Workshop paper

GeoServe: Leveraging Disaggregated Data Processing for Scalable Geospatial Model Serving

Abstract

Geospatial foundation models (GFMs) operate on large, multi-band raster products (e.g., GeoTIFF) that require expensive data access and preprocessing – reprojection, decoding, normalization, and tiling – before GPU inference. In our measurements, reading and preprocessing geospatial inputs can be orders of magnitude slower than tokenization or standard image preprocessing, and constitute 31 − 43% of end-to-end request time for a representative GFM. Exist- ing inference frameworks such as vLLM execute this preprocessing inline with request handling, which under load serializes CPU I/O work, increases queueing delay, and leaves GPUs underutilized.

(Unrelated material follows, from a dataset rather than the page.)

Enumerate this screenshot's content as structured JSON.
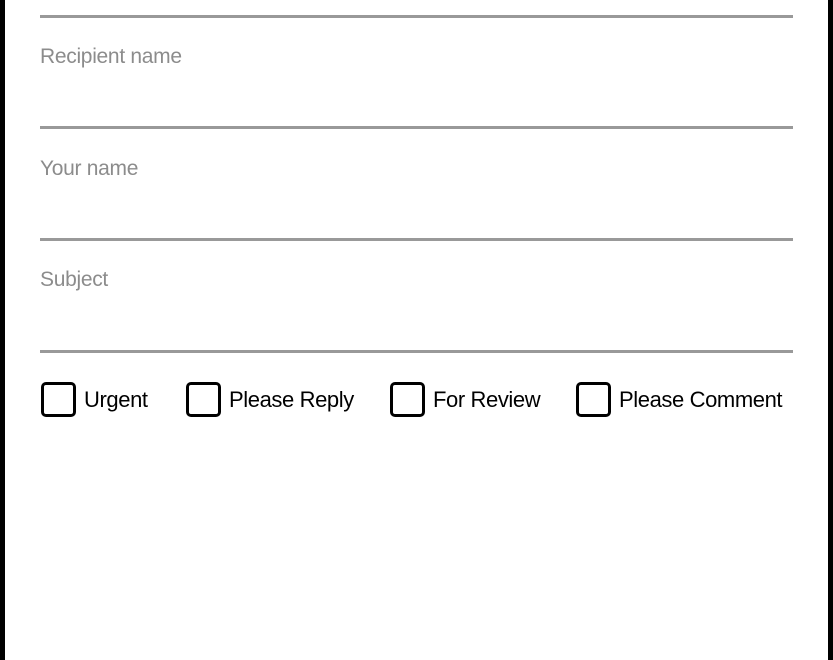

We present GeoServe, a serving system based on Ray that disaggregates the geospatial data pipeline from GPU inference by offloading I/O- and CPU-heavy preprocessing to a scalable pool of CPU workers while keeping GPU nodes dedicated to model forward passes. We show experimentally that GeoServe reduces the p90 request latency by up to 262.8× at high load and improves throughput by up to 4.89× compared to vanilla vLLM, while increasing the achieved model forward-pass rate from ∼ 16 inf./sec to ∼ 74 inf./sec via better batching opportunities.